Is there hope for Nigeria?
I have never made a secret of my distaste for Muhammadu Buhari – ‘the least awful option’, according to the Economist – and I am not doing so now that he has been declared winner of the presidential election in Nigeria. One of the more notorious dictators during the long years of the military, he now claims to be a born-again democrat. Perhaps so. All will be revealed after he moves into Aso Rock on 29 May, with the proviso that he will be obliged to work within the terms of a constitution he cannot abrogate by decree.
And yet, for all that, I found myself rooting for him over the tense three days of the counting. Like most Nigerians, I was fearful that another four years of Goodluck Jonathan would finally do for this artificial creation of too many languages, religions and ethnicities. Here was a man who wasn’t in control and didn’t seem to care. More than 200 hundred schoolgirls were abducted by Boko Haram insurgents, and the president was to be seen publicly celebrating his daughter’s wedding; the central bank governor claimed that $20 billion of oil receipts had gone walkabout, and all Jonathan could say was that stealing was not corruption.
But all that is behind us now – or so we hope. Chief among Buhari’s virtues, much touted by all too many Nigerians hoping for a miracle (and who can blame them?), is his supposed probity, allied to his asceticism. In the run-up to the election, much was made of his ‘war against indiscipline’ during his first incarnation, along with his sandal-wearing simplicity in a country whose ruling class has made it the second-highest consumer of champagne in the world, even as the masses struggle to afford clean drinking water. As a former soldier, Buhari is also expected to deal decisively with Boko Haram.
The flaw in all of this is that no one person can transform Nigeria. Only Nigerians can do that, and this was the lesson of last weekend. With a few exceptions, an estimated 49 per cent of the 70 million registered voters (out of a population of 170 million) exercised great patience and restraint at the 120,000 polling stations across the country, a lesson not lost on observers. One of them, Chitra Nagarajan, wrote in the Guardian:
In every single polling unit I visited, people waited for hours without food or water. Temperatures reached 38C... At one unit, I spoke with women who had been waiting for nine hours, and expected to hear their complaints and frustration. Instead, they spoke about how excited they were and how fun they were finding it all: ‘We are exercising our civic responsibility,’ they said. ‘We don’t get the chance to do this every day.’ This joy at being part of the democratic process was something I encountered everywhere I went.

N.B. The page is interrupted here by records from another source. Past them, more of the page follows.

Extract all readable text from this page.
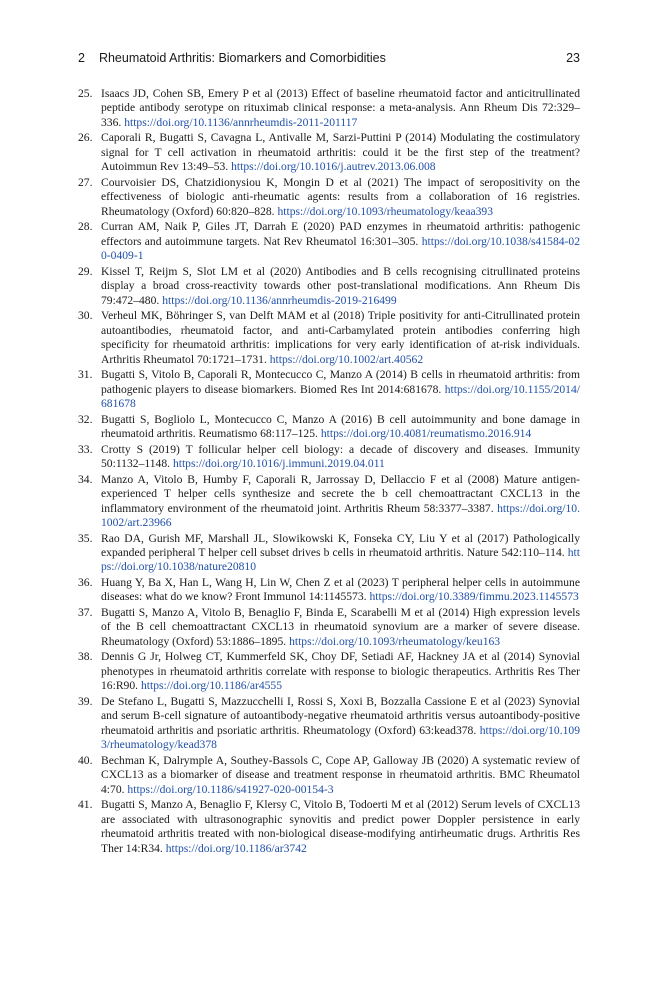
2 Rheumatoid Arthritis: Biomarkers and Comorbidities	23
25. Isaacs JD, Cohen SB, Emery P et al (2013) Effect of baseline rheumatoid factor and anticitrullinated peptide antibody serotype on rituximab clinical response: a meta-analysis. Ann Rheum Dis 72:329–336. https://doi.org/10.1136/annrheumdis-2011-201117
26. Caporali R, Bugatti S, Cavagna L, Antivalle M, Sarzi-Puttini P (2014) Modulating the costimulatory signal for T cell activation in rheumatoid arthritis: could it be the first step of the treatment? Autoimmun Rev 13:49–53. https://doi.org/10.1016/j.autrev.2013.06.008
27. Courvoisier DS, Chatzidionysiou K, Mongin D et al (2021) The impact of seropositivity on the effectiveness of biologic anti-rheumatic agents: results from a collaboration of 16 registries. Rheumatology (Oxford) 60:820–828. https://doi.org/10.1093/rheumatology/keaa393
28. Curran AM, Naik P, Giles JT, Darrah E (2020) PAD enzymes in rheumatoid arthritis: pathogenic effectors and autoimmune targets. Nat Rev Rheumatol 16:301–305. https://doi.org/10.1038/s41584-020-0409-1
29. Kissel T, Reijm S, Slot LM et al (2020) Antibodies and B cells recognising citrullinated proteins display a broad cross-reactivity towards other post-translational modifications. Ann Rheum Dis 79:472–480. https://doi.org/10.1136/annrheumdis-2019-216499
30. Verheul MK, Böhringer S, van Delft MAM et al (2018) Triple positivity for anti-Citrullinated protein autoantibodies, rheumatoid factor, and anti-Carbamylated protein antibodies conferring high specificity for rheumatoid arthritis: implications for very early identification of at-risk individuals. Arthritis Rheumatol 70:1721–1731. https://doi.org/10.1002/art.40562
31. Bugatti S, Vitolo B, Caporali R, Montecucco C, Manzo A (2014) B cells in rheumatoid arthritis: from pathogenic players to disease biomarkers. Biomed Res Int 2014:681678. https://doi.org/10.1155/2014/681678
32. Bugatti S, Bogliolo L, Montecucco C, Manzo A (2016) B cell autoimmunity and bone damage in rheumatoid arthritis. Reumatismo 68:117–125. https://doi.org/10.4081/reumatismo.2016.914
33. Crotty S (2019) T follicular helper cell biology: a decade of discovery and diseases. Immunity 50:1132–1148. https://doi.org/10.1016/j.immuni.2019.04.011
34. Manzo A, Vitolo B, Humby F, Caporali R, Jarrossay D, Dellaccio F et al (2008) Mature antigen-experienced T helper cells synthesize and secrete the b cell chemoattractant CXCL13 in the inflammatory environment of the rheumatoid joint. Arthritis Rheum 58:3377–3387. https://doi.org/10.1002/art.23966
35. Rao DA, Gurish MF, Marshall JL, Slowikowski K, Fonseka CY, Liu Y et al (2017) Pathologically expanded peripheral T helper cell subset drives b cells in rheumatoid arthritis. Nature 542:110–114. https://doi.org/10.1038/nature20810
36. Huang Y, Ba X, Han L, Wang H, Lin W, Chen Z et al (2023) T peripheral helper cells in autoimmune diseases: what do we know? Front Immunol 14:1145573. https://doi.org/10.3389/fimmu.2023.1145573
37. Bugatti S, Manzo A, Vitolo B, Benaglio F, Binda E, Scarabelli M et al (2014) High expression levels of the B cell chemoattractant CXCL13 in rheumatoid synovium are a marker of severe disease. Rheumatology (Oxford) 53:1886–1895. https://doi.org/10.1093/rheumatology/keu163
38. Dennis G Jr, Holweg CT, Kummerfeld SK, Choy DF, Setiadi AF, Hackney JA et al (2014) Synovial phenotypes in rheumatoid arthritis correlate with response to biologic therapeutics. Arthritis Res Ther 16:R90. https://doi.org/10.1186/ar4555
39. De Stefano L, Bugatti S, Mazzucchelli I, Rossi S, Xoxi B, Bozzalla Cassione E et al (2023) Synovial and serum B-cell signature of autoantibody-negative rheumatoid arthritis versus autoantibody-positive rheumatoid arthritis and psoriatic arthritis. Rheumatology (Oxford) 63:kead378. https://doi.org/10.1093/rheumatology/kead378
40. Bechman K, Dalrymple A, Southey-Bassols C, Cope AP, Galloway JB (2020) A systematic review of CXCL13 as a biomarker of disease and treatment response in rheumatoid arthritis. BMC Rheumatol 4:70. https://doi.org/10.1186/s41927-020-00154-3
41. Bugatti S, Manzo A, Benaglio F, Klersy C, Vitolo B, Todoerti M et al (2012) Serum levels of CXCL13 are associated with ultrasonographic synovitis and predict power Doppler persistence in early rheumatoid arthritis treated with non-biological disease-modifying antirheumatic drugs. Arthritis Res Ther 14:R34. https://doi.org/10.1186/ar3742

This set the tone for the next three days. Monday and Tuesday became unofficial public holidays as people stayed indoors to follow the results as they were announced in one after another of the 36 states and the Federal Capital Territory, Abuja. People remained calm but hopeful that their mandate would prevail, and so it was on Tuesday evening when we heard the news that Jonathan had telephoned Buhari to concede defeat. In a subsequent statement Jonathan thanked Nigerians for giving him the opportunity to serve them, and ‘affirmed’ his belief that ‘nobody's ambition is worth the blood of any Nigerian. The unity, stability and progress of our dear country is more important than anything else.’
I don’t believe he would have imagined behaving so graciously six weeks ago, when he postponed the ballot (scheduled for 14 February) in order, he claimed, to deal with Boko Haram and thereby ensure free elections in the three affected states in the north-east. But the ploy worked against him: why had he prevaricated so disastrously over the past four years? He rose to the occasion, in other words, because Nigerians demanded it of him, just as the chair of the Independent National Electoral Commission, Attahiru Jega, was given the popular mandate to do his job and is now a hero, more so in some ways than Buhari.
A former US ambassador to the country, John Campbell,wrote a book on Nigeria a few years ago subtitled ‘Dancing on the Brink’. We have indeed been dancing on the brink since independence from British colonial rule in 1960. With this election, it is as if we have suddenly woken up to the disaster we have been courting since independence and are now ready to take ourselves seriously as a nation frequently described as too rich to be poor.